1. Are you currently working on anything, and why’s it taking so long?

“I’ve been working on a solo album for literally ten years. After leaving the last band I played with, life took over and all the spaces that used to be filled with music were stuffed with travel, work and now… my son!”

2. Do you actually have moments of inspiration or is writing just a process of slogging day in and day out?
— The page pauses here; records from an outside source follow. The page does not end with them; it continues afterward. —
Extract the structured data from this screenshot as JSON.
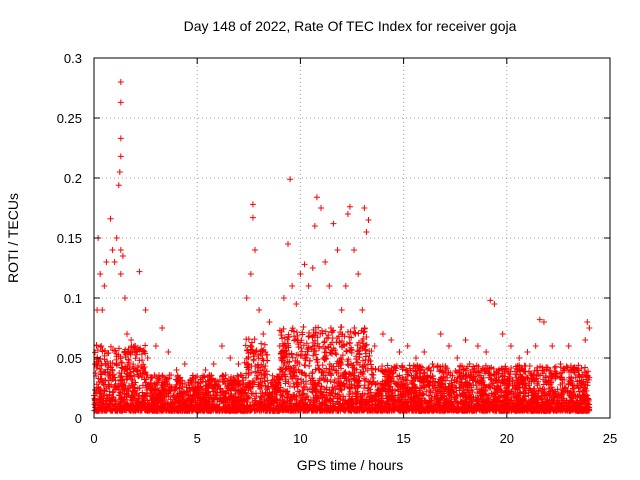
{
  "chart_data": {
    "type": "scatter",
    "title": "Day 148 of 2022, Rate Of TEC Index for receiver goja",
    "xlabel": "GPS time / hours",
    "ylabel": "ROTI / TECUs",
    "xlim": [
      0,
      25
    ],
    "ylim": [
      0,
      0.3
    ],
    "x_ticks": [
      0,
      5,
      10,
      15,
      20,
      25
    ],
    "y_ticks": [
      0,
      0.05,
      0.1,
      0.15,
      0.2,
      0.25,
      0.3
    ],
    "x_tick_labels": [
      "0",
      "5",
      "10",
      "15",
      "20",
      "25"
    ],
    "y_tick_labels": [
      "0",
      "0.05",
      "0.1",
      "0.15",
      "0.2",
      "0.25",
      "0.3"
    ],
    "grid": true,
    "marker": "plus",
    "color": "#ff0000",
    "series": [
      {
        "x": [
          0.1,
          0.15,
          0.2,
          0.3,
          0.35,
          0.4,
          0.5,
          0.6,
          0.8,
          0.9,
          1.0,
          1.1,
          1.2,
          1.25,
          1.3,
          1.3,
          1.3,
          1.3,
          1.3,
          1.3,
          1.4,
          1.5,
          1.6,
          1.8,
          2.0,
          2.2,
          2.5,
          2.6,
          3.0,
          3.3,
          3.6,
          4.0,
          4.4,
          5.0,
          5.4,
          5.8,
          6.2,
          6.6,
          7.0,
          7.4,
          7.6,
          7.7,
          7.7,
          7.8,
          8.0,
          8.2,
          8.5,
          9.0,
          9.2,
          9.4,
          9.5,
          9.6,
          9.8,
          10.0,
          10.2,
          10.4,
          10.6,
          10.7,
          10.8,
          11.0,
          11.2,
          11.4,
          11.6,
          11.8,
          12.0,
          12.2,
          12.3,
          12.4,
          12.6,
          12.8,
          13.0,
          13.1,
          13.2,
          13.3,
          13.6,
          14.0,
          14.4,
          14.8,
          15.2,
          15.6,
          16.0,
          16.4,
          16.8,
          17.2,
          17.6,
          18.0,
          18.2,
          18.6,
          19.0,
          19.2,
          19.4,
          19.8,
          20.2,
          20.6,
          21.0,
          21.4,
          21.6,
          21.8,
          22.2,
          22.6,
          23.0,
          23.4,
          23.8,
          23.9,
          24.0
        ],
        "y": [
          0.035,
          0.09,
          0.15,
          0.12,
          0.06,
          0.09,
          0.11,
          0.13,
          0.166,
          0.14,
          0.13,
          0.15,
          0.194,
          0.205,
          0.218,
          0.233,
          0.263,
          0.28,
          0.14,
          0.12,
          0.135,
          0.1,
          0.07,
          0.065,
          0.06,
          0.122,
          0.09,
          0.05,
          0.06,
          0.075,
          0.055,
          0.04,
          0.045,
          0.035,
          0.04,
          0.045,
          0.06,
          0.05,
          0.045,
          0.1,
          0.12,
          0.178,
          0.167,
          0.14,
          0.09,
          0.07,
          0.08,
          0.06,
          0.1,
          0.145,
          0.199,
          0.11,
          0.095,
          0.12,
          0.128,
          0.11,
          0.125,
          0.16,
          0.184,
          0.175,
          0.13,
          0.11,
          0.162,
          0.14,
          0.09,
          0.11,
          0.17,
          0.176,
          0.14,
          0.12,
          0.09,
          0.175,
          0.155,
          0.165,
          0.06,
          0.07,
          0.065,
          0.055,
          0.06,
          0.05,
          0.055,
          0.045,
          0.07,
          0.06,
          0.05,
          0.065,
          0.045,
          0.06,
          0.055,
          0.098,
          0.095,
          0.07,
          0.06,
          0.05,
          0.055,
          0.06,
          0.082,
          0.08,
          0.06,
          0.045,
          0.06,
          0.04,
          0.065,
          0.08,
          0.075
        ]
      }
    ]
  }
}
“I personally have moments of inspiration that provide me with a small riff, a bass line, a lyric or some other snippet that just feels right. I usually build a song by combining one or two of these snippits somehow. The music almost always comes first though. Sometimes a song takes ten minutes, sometimes years.”

3. Did you ever get laid because something you wrote?

“My wife continues to tell me that my music is a key reason she ever bothered to show up and meet me at the first party where we were set up. I’m going with yes.”

4. Name a writer who you’d be most psyched to see show up at your Bardroom gig and how would you return the compliment if he/she liked your set?

“Hands down, the Indigo Girls (Amy Ray and Emily Sailers). They’re the only group in the world whose entire collection I own. My homage to/for them? I can trace my decision to pursue song writing to their first (Grammy Award Winning) self-titled release and I like to think that Amy taught me to sing.”

5. Does music matter anymore?

“Music will always matter. We vibrate as living beings and music connects with that. The better question is do we really need a sound track to our lives? With so many of my and future generations stuck with iPod earbuds in all the time, we’re losing the authentic experience of being in the world while at the same time diminishing our ability to commercials from works of genius.”